L’état de la sécurité alimentaire et de la nutrition dans le monde est un rapport annuel préparé conjointement par l’Organisation des Nations unies pour l’alimentation et l’agriculture (FAO), le Fonds international de développement agricole (FIDA), le Fonds des Nations unies pour l’enfance (UNICEF), le Programme alimentaire mondial (PAM) et l’Organisation mondiale de la santé (OMS).

Depuis 1999, il suit et analyse les progrès réalisés dans le monde pour éradiquer la faim, assurer la sécurité alimentaire et améliorer la nutrition. Il fournit également une analyse approfondie des principaux défis à relever pour atteindre ces objectifs dans le contexte du Programme de développement durable à l’horizon 2030. Le rapport s’adresse à un large public, notamment aux décideurs politiques, aux organisations internationales, aux institutions académiques et au grand public.

Le thème de cette année est aligné sur le « Nouvel agenda urbain » de l’Assemblée générale des Nations unies et complètera et guidera les discussions du Forum politique de haut niveau 2023 – en particulier sur les villes et communautés durables (ODD 11), et surtout pendant le segment ministériel de 3 jours du forum qui se tiendra du 17 au 19 juillet 2023 et dans la période précédant l’ODD.

Glossaire des termes clés

Insécurité alimentaire aiguë : insécurité alimentaire constatée dans une zone donnée à un moment précis et d’une gravité telle qu’elle menace les vies ou les moyens de subsistance, ou les deux, indépendamment des causes, du contexte ou de la durée. Il est pertinent pour fournir une orientation stratégique aux actions qui se concentrent sur des objectifs à court terme pour prévenir, atténuer ou réduire l’insécurité alimentaire aiguë sévère. Cet indicateur est utilisé dans le Rapport mondial sur les crises alimentaires (FSIN et Réseau mondial contre les crises alimentaires 2023).

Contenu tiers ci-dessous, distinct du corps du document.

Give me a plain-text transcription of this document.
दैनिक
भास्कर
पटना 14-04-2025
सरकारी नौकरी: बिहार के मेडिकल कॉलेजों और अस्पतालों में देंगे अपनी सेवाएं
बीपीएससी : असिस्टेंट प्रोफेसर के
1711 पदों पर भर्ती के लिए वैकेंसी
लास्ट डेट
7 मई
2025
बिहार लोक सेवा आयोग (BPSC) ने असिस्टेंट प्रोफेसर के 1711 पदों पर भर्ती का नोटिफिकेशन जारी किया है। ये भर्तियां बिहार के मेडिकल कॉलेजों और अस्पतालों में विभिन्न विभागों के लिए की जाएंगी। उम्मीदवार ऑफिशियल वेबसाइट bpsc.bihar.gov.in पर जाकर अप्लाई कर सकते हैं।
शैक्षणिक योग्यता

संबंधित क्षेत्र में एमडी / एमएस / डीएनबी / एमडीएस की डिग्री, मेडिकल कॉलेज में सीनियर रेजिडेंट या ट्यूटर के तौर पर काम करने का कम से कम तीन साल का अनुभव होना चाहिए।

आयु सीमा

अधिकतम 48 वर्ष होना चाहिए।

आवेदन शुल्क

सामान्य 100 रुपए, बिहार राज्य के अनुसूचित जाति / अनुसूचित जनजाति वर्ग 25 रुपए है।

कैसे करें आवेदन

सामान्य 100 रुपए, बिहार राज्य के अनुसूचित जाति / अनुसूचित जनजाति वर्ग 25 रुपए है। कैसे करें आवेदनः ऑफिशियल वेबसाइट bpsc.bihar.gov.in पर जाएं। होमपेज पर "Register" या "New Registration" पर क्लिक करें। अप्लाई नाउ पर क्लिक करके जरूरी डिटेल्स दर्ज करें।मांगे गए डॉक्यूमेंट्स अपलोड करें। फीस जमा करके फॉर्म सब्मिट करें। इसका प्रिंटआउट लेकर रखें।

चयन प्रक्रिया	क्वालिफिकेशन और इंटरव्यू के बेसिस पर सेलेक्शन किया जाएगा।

Faim : sensation inconfortable ou douloureuse causée par une alimentation insuffisamment énergétique. Dans ce rapport, le terme faim est synonyme de sous-alimentation chronique et est mesuré par la prévalence de la sous-alimentation (PoU).

Malnutrition : état physiologique anormal causé par un apport inadéquat, déséquilibré ou excessif de macronutriments et/ou de micronutriments. La malnutrition comprend la sous-nutrition (retard de croissance et émaciation chez l’enfant, carences en vitamines et minéraux) ainsi que le surpoids et l’obésité.

Insécurité alimentaire modérée : niveau de gravité de l’insécurité alimentaire auquel les personnes sont confrontées à des incertitudes quant à leur capacité à obtenir de la nourriture et ont été contraintes de réduire, à certains moments de l’année, la qualité et/ou la quantité de nourriture qu’elles consomment en raison d’un manque d’argent ou d’autres ressources. Il s’agit d’un manque d’accès régulier à la nourriture, qui diminue la qualité de l’alimentation et perturbe les habitudes alimentaires. Elle est mesurée à l’aide de l’échelle d’expérience de l’insécurité alimentaire et contribue à suivre les progrès accomplis dans la réalisation de la cible 2.1 de l’ODD (indicateur 2.1.2).

Insécurité alimentaire grave : niveau de gravité de l’insécurité alimentaire auquel, à un moment donné de l’année, les gens ont manqué de nourriture, ont connu la faim et, dans les cas les plus extrêmes, sont restés sans manger pendant un jour ou plus. Il est mesuré à l’aide de l’échelle d’expérience de l’insécurité alimentaire et contribue à suivre les progrès accomplis dans la réalisation de la cible 2.1 de l’ODD (indicateur 2.1.2).

Sous-alimentation : état dans lequel la consommation habituelle de nourriture d’un individu est insuffisante pour lui fournir la quantité d’énergie alimentaire nécessaire au maintien d’une vie normale, active et saine. La prévalence de la sous-alimentation est utilisée pour mesurer la faim et les progrès vers la cible 2.1 des ODD (Indicateur 2.1.1).